COLUMBUS: Beyond its homophonic resemblance, the word niggardly has no connection to the N-word.
Niggardly means stingy or miserly. The late comedian Jack Benny, who made a career as a cheapskate, was niggardly.
Julie Albert, the Dispatch’s chief librarian, found that the word appears to be Scandinavian in origin and said she could find “no racial component” to it. Another source traced niggardly to the Old Norse verb nigla, meaning “to fuss about small matters.”
Ohio’s Yale-educated senior senator, Sherrod Brown, is a very smart man who knows the meaning of niggardly and how to use it in proper context. It is not clear whether the attack dogs at the National Republican Senatorial Committee know the meaning of the word, but they really don’t care. Once Brown uttered it publicly, that’s all they needed to falsely and despicably portray him as a racist.

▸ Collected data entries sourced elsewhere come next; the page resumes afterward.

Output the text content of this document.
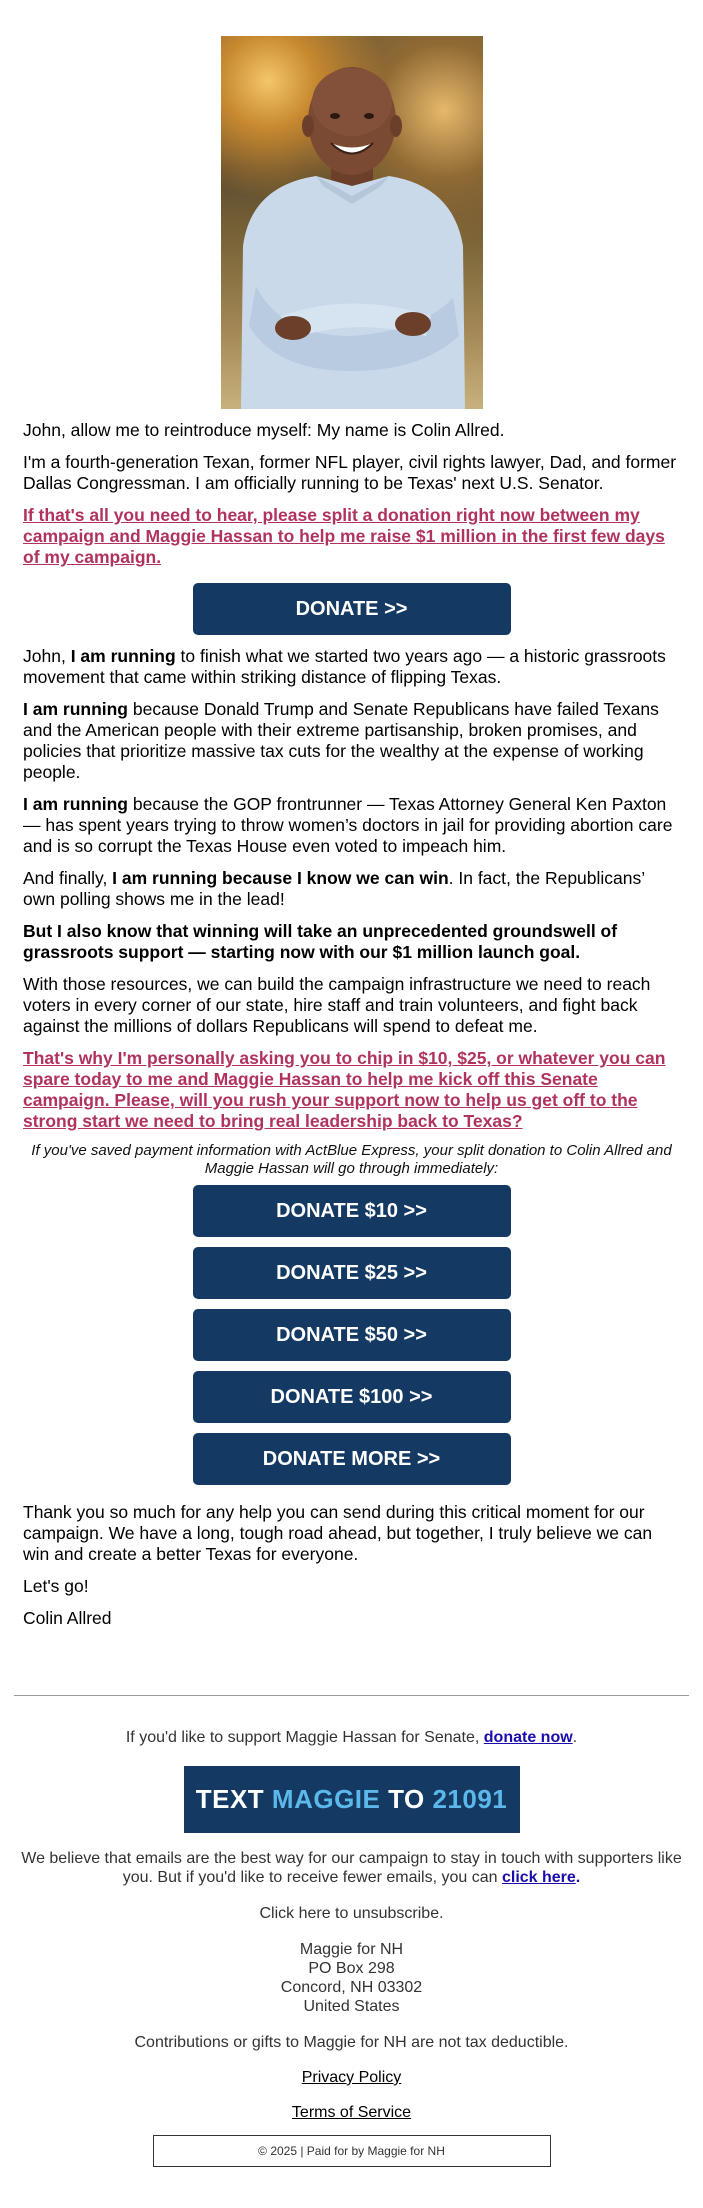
John, allow me to reintroduce myself: My name is Colin Allred.

I'm a fourth-generation Texan, former NFL player, civil rights lawyer, Dad, and former Dallas Congressman. I am officially running to be Texas' next U.S. Senator.

If that's all you need to hear, please split a donation right now between my campaign and Maggie Hassan to help me raise $1 million in the first few days of my campaign.
DONATE >>

John, I am running to finish what we started two years ago — a historic grassroots movement that came within striking distance of flipping Texas.

I am running because Donald Trump and Senate Republicans have failed Texans and the American people with their extreme partisanship, broken promises, and policies that prioritize massive tax cuts for the wealthy at the expense of working people.

I am running because the GOP frontrunner — Texas Attorney General Ken Paxton — has spent years trying to throw women’s doctors in jail for providing abortion care and is so corrupt the Texas House even voted to impeach him.

And finally, I am running because I know we can win. In fact, the Republicans’ own polling shows me in the lead!

But I also know that winning will take an unprecedented groundswell of grassroots support — starting now with our $1 million launch goal.

With those resources, we can build the campaign infrastructure we need to reach voters in every corner of our state, hire staff and train volunteers, and fight back against the millions of dollars Republicans will spend to defeat me.

That's why I'm personally asking you to chip in $10, $25, or whatever you can spare today to me and Maggie Hassan to help me kick off this Senate campaign. Please, will you rush your support now to help us get off to the strong start we need to bring real leadership back to Texas?

If you've saved payment information with ActBlue Express, your split donation to Colin Allred and Maggie Hassan will go through immediately:

DONATE $10 >>
DONATE $25 >>
DONATE $50 >>
DONATE $100 >>
DONATE MORE >>

Thank you so much for any help you can send during this critical moment for our campaign. We have a long, tough road ahead, but together, I truly believe we can win and create a better Texas for everyone.

Let's go!

Colin Allred

If you'd like to support Maggie Hassan for Senate, donate now.
TEXT
MAGGIE
TO
21091
We believe that emails are the best way for our campaign to stay in touch with supporters like you. But if you'd like to receive fewer emails, you can click here.
Click here to unsubscribe.
Maggie for NH
PO Box 298
Concord, NH 03302
United States
Contributions or gifts to Maggie for NH are not tax deductible.
Privacy Policy
Terms of Service
© 2025 | Paid for by Maggie for NH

“The word is not what they are implying that it is,” said John A. Powell, an expert on racial issues and director of the Haas Diversity Research Center at the University of California, Berkeley, referring to the National Republican Senatorial Committee.
“Knowing that many of the TV viewers and readers will not be sophisticated about language, they could easily be confused. So, I think it’s important to straighten this out.”
That’s the goal of this column. Here’s what happened:
On March 15, Brown appeared on MSNBC’s The Dylan Ratigan Show, and complained about how some of his colleagues are treating veterans.
“Of course we’re falling short,” Brown said. “There are people … in this Congress who will always send a blank check when it comes to spending money on defense or war, but are a little more niggardly, if you will, on spending more money on the actual veterans when they come home. And that means we don’t greet them well enough in terms of getting them the right testing when they’re back in Coshocton, Cleveland or Lima, Ohio.”
The Daily Caller, a GOP-friendly conservative blog, picked up the quote and noted that the use of niggardly cost an assistant to the mayor of Washington, D.C., his job in 1999. When it dawned on folks in the mayor’s office that the employee properly used the word in a budget discussion, he was offered his job back. That incident sparked a national debate over language and racial sensibilities.
Powell, who took the Berkeley job in January after holding a similar position at Ohio State University, said there is “no racial context” to the word niggardly, “and it sounds like (Brown) used it appropriately.”
To its credit, The Daily Caller put the definition of niggardly at the top of its blog posting. That proved inconvenient for the National Republican Senatorial Committee, which stripped off the definition and mass-emailed the blog posting to news outlets across the country. The committee included no comment, and actually declined to comment on the record when contacted by the Dispatch. But its intent was unmistakably to stir up debate in the media about whether Brown is a racist for using a word that sounds like the N-word.
“We shouldn’t use people’s confusion as a political football,” said Powell, who is black, “because I’m sure that if the Republican Party had a chance to look at the word, if they already didn’t know, it’s about as similar as lightning and lightning bug. Both of them have lightning in them, but the two words have very little in common.”
When she heard about the committee’s duplicity, state Rep. Tracy Heard, a black Columbus Democrat, was offended: “The language in question has absolutely nothing to do with race and is in no way offensive to me. Sherrod Brown has always been a friend to Ohio’s African-American community, most recently fighting shoulder-to-shoulder with us against laws aimed at suppressing our right to vote.”
A note to voters: Operatives at the Republican and Democratic parties really do think you’re stupid and will try to dupe you at every turn of this election year.
Sherrod Brown might be a lot of things, but he is not a racist. Can the same be said about the people who tried to portray him as one?